June 7, 2024 at 4:45 pm

An aerial view of a construction area as construction of the temporary port, to be built to ensure the entry of humanitarian aid to Gaza, still continues in Gaza City, Gaza on April 29, 2024 [US Central Command (CENTCOM)/Anadolu via Getty Images]

US Central Command (CENTCOM) said, on Friday, that it has re-established the temporary pier off the coast of Gaza which broke apart in rough seas late last month, Anadolu Agency reports.

“At approximately 2:15 pm (local Gaza time) on June 7, US Central Command (CENTCOM) successfully re-established the temporary pier in Gaza, enabling part of the US military’s Joint Logistics Over-the-Shore (JLOTS) capability in Gaza, ” CENTCOM said in a statement.

The pier’s re-establishment will allow for the continued delivery of much-needed humanitarian aid to the people of Gaza, CENTCOM said.

In the coming days, CENTCOM will facilitate the movement of vital food and other emergency supplies, in support of the US Agency for International Development (USAID), it added.

On 25 May, heavy sea states affected four US Army vessels supporting the maritime humanitarian aid mission in Gaza, and the vessels broke free from their moorings and two vessels were anchored on the beach near the pier. The third and fourth vessels were beached on the coast of Israel near Ashkelon.

READ: Hamas says US pier provides cover for supporting occupation state with weapons

US President, Joe Biden, ordered the establishment of a sea route to deliver food and other aid to Palestinians on 8 March, amid Israeli restrictions and months of conflict in the enclave.

The JLOTS – the floating pier and the Trident pier – became operational on 17 May when trucks carrying humanitarian assistance began moving ashore via the pier.

The initial cost of the pier was estimated at $320 million. However, the Pentagon said on Wednesday that the price had dropped to $230 million, due to contributions from the UK and because the cost of contracting trucks and other equipment was “lower-than-expected”.

Humanitarian airdrops to resume ‘in coming days’

Vice Adm. Brad Cooper, deputy Commander of CENTCOM, told reporters by phone on Friday that the US forces “successfully” attached the temporary pier to the Gaza beach.

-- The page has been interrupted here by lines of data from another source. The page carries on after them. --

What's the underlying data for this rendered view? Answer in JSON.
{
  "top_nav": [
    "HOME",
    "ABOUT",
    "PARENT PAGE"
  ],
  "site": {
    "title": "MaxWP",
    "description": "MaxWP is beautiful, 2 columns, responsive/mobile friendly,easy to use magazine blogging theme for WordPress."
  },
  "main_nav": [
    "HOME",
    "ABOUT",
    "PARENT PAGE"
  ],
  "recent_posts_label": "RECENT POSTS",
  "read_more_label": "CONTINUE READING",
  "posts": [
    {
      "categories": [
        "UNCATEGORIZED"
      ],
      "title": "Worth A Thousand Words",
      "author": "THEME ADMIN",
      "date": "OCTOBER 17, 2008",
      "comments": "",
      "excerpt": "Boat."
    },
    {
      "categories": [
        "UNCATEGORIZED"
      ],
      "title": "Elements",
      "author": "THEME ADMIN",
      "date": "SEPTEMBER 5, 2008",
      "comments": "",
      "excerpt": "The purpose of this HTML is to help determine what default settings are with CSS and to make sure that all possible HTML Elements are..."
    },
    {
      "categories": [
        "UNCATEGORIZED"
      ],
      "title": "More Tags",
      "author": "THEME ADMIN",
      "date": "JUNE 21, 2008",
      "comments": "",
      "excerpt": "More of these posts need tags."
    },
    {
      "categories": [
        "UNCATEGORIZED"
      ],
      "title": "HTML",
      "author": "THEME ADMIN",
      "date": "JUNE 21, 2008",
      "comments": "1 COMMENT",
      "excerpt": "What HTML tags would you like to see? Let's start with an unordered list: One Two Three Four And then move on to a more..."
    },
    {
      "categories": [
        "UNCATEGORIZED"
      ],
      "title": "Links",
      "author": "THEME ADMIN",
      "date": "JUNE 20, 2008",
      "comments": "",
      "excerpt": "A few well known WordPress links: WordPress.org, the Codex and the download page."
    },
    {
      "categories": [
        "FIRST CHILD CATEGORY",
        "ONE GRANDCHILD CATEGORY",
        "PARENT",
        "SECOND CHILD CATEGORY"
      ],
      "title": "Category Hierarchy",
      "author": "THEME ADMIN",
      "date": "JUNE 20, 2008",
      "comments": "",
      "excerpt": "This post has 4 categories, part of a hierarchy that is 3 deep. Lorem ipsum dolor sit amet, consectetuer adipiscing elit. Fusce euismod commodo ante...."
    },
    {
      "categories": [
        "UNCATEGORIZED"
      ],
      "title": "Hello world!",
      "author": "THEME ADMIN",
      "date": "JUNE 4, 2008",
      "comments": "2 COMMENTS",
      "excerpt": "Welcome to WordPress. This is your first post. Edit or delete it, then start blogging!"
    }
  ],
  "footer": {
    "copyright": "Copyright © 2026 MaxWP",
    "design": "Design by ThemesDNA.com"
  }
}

“We expect to resume delivery of humanitarian assistance from the sea in the coming days,” he added.

The policy of “no US boots” on the ground does remain in effect, the admiral underlined.

Stressing that the pier is a 100 per cent humanitarian mission, Cooper said: “Any attack on those working on the pier is an attack on much needed aid for the people of Gaza.”

Cooper said operations will be ramped up soon with a goal to get 1 million pounds of aid moving through the pier into Gaza over every two day period.

When asked about the specific date of aid delivery, he said: “Let’s just see how the preparation goes. We are definitely moving with the sense of urgency and coordinating with all the partners to move as quickly as possible.”

Turning to the US humanitarian airdrops into Gaza, Cooper said they were suspended “due to the kinetic operations happening in the North.”

“We do expect those to resume here in the coming days,” he added.

Israel has continued its brutal offensive on Gaza since a Hamas attack last 7 October, despite a UN Security Council resolution demanding an immediate ceasefire.

Some 36,600 Palestinians have since been killed in Gaza, most of them women and children, and over 83,000 others injured, according to local health authorities.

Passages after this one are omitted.